Mello: Não dá mais para ensinar como antigamente por diversos motivos. Na antiguidade o Kung Fu foi usado como guerra, então o treinamento era muito mais duro. Hoje as pessoas querem praticar como autoconhecimento, não mais como soldados. Atualmente as melhores armas que existem são o helicóptero Apache e o caça F14, não uma lança (risos).
“As pessoas gostam da glória, do aparecer, do reconhecimento, mas o Kung Fu não é isso.”

Paradoxxo: Como o Sr. pode traduzir esse auto conhecimento, que as pessoas buscam na arte atualmente? O que se ganha ao treinar com afinco?

Mello: Nos Estados Unidos fizeram uma pesquisa e viram que um executivo toma uma decisão a cada oito minutos, e foi muito aconselhado a prática de artes marciais para a pessoa aprender a ter controle de decisão rápido, então, é muito necessário para o desenvolvimento emocional, como técnica de defesa pessoal, como saúde preventiva, como disciplina, como arte. Em longo prazo, as vantagens são infinitas.

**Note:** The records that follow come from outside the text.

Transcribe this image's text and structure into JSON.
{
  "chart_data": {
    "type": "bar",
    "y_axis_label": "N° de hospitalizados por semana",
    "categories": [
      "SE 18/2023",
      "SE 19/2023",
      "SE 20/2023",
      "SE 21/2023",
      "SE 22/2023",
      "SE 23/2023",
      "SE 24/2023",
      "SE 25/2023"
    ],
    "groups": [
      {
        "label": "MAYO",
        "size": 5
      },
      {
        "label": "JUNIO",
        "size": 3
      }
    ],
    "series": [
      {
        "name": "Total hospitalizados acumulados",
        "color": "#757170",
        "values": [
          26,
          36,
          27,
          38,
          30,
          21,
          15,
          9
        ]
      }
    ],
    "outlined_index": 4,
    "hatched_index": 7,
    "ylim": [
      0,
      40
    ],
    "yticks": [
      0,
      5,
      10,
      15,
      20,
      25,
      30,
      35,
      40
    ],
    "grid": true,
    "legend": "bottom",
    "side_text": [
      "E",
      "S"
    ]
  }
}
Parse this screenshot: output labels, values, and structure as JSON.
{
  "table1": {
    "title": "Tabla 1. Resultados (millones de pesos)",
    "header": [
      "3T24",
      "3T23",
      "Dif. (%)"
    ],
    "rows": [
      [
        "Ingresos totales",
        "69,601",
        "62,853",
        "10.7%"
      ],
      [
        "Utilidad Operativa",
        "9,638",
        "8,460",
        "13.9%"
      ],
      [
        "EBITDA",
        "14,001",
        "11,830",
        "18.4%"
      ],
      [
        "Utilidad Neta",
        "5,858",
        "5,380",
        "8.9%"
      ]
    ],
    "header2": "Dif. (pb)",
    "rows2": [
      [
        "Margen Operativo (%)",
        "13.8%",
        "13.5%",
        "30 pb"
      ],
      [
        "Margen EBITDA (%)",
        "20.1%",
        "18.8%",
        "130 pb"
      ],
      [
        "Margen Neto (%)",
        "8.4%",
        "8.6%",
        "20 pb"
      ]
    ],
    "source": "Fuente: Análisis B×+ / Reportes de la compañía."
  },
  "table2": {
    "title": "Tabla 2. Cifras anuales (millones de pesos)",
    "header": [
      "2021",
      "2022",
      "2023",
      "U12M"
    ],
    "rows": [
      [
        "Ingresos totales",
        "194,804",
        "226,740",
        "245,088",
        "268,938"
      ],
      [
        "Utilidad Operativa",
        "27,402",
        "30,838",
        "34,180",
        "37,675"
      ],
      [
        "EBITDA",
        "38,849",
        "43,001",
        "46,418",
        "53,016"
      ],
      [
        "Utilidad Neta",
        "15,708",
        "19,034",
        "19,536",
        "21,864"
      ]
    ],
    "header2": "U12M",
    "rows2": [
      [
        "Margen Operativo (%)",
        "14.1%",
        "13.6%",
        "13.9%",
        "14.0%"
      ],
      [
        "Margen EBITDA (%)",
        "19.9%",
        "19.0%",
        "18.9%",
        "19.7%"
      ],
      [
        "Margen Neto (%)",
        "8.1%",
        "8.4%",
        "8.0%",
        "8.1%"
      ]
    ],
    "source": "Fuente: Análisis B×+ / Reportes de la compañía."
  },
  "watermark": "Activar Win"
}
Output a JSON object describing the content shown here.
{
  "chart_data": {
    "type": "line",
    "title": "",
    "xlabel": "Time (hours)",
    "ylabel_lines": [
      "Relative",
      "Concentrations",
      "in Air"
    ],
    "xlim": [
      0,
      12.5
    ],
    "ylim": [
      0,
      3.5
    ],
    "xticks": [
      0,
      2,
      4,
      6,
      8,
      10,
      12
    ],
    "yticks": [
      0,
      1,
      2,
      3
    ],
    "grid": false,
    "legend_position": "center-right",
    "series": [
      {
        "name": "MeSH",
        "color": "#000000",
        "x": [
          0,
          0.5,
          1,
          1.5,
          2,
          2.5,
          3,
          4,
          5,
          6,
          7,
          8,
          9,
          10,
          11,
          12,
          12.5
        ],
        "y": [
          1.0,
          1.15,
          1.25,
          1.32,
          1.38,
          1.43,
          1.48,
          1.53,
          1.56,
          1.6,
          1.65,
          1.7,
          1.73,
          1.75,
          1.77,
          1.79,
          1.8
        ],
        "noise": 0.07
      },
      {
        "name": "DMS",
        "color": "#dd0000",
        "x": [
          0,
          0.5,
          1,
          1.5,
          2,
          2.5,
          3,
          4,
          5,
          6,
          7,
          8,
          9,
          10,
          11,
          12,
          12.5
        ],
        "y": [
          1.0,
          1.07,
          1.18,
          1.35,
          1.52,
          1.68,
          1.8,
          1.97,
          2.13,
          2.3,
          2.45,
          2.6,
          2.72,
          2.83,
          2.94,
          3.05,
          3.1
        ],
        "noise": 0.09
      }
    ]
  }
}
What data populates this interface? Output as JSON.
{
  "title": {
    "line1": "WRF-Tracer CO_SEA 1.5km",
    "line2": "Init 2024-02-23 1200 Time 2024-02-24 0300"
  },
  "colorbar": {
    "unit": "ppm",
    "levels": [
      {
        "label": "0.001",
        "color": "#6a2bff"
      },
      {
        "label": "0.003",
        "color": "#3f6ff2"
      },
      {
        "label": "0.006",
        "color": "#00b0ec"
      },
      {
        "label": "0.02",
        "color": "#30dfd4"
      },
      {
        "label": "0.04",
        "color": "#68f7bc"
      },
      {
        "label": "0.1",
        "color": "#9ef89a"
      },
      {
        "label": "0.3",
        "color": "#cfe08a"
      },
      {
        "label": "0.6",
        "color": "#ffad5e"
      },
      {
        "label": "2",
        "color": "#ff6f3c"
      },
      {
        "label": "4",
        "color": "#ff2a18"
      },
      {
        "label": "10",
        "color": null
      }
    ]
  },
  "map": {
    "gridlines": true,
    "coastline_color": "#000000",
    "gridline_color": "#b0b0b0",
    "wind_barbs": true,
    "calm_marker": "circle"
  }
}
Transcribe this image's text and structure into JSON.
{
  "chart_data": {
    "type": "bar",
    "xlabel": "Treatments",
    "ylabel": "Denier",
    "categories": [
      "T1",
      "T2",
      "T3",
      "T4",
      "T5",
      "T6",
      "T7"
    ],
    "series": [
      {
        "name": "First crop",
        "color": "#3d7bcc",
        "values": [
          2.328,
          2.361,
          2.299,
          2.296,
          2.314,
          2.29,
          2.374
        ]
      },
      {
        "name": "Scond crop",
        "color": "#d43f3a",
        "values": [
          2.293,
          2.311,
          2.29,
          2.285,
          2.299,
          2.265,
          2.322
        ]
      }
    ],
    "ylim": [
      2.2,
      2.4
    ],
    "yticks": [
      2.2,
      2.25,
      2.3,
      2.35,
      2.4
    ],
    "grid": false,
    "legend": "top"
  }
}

Paradoxxo: Os filmes do cinema mostram aos ocidentais uma parte bem performática da arte marcial. É impossível pensar em Kung Fu sem lembrar-se de Bruce Lee, por exemplo, ele realmente mostrava o que é lutar ou era algo mais acrobático?


Mello: O Bruce Lee tentava passar o significado do Kung Fu, ele tentava ensinar aquilo que ele acreditava, o que não ocorre hoje com os artistas atuais, que fazem só entretenimento. Bruce Lee tentava passar um lado filosófico, um motivo para aquela violência, não só a violência barata.
“As pessoas têm celular, a internet, elas querem resposta rápida às coisas. Ninguém quer levar três, cinco anos ou mais de prática para aprender uma arte.”

Paradoxxo: O Kung Fu sendo mais do que um esporte torna a sua prática um caminho para a vida não é mesmo? A pessoa precisa de muita devoção para trilhar esta estrada?

Mello: Ela precisa gostar da arte, senão, não adiante ter todo e qualquer tipo de disciplina ou força de vontade se ela não gostar. Ela vai desistir por falta de interesse, tem que ter um objetivo que é o crescimento pessoal, se não tiver este objetivo vai acabar parando ou vai se inclinar a campeonatos e a essas glórias de medalha esquecendo-se da arte é como ter uma mulher muito bonita e não amá-la, você acaba a abandonando.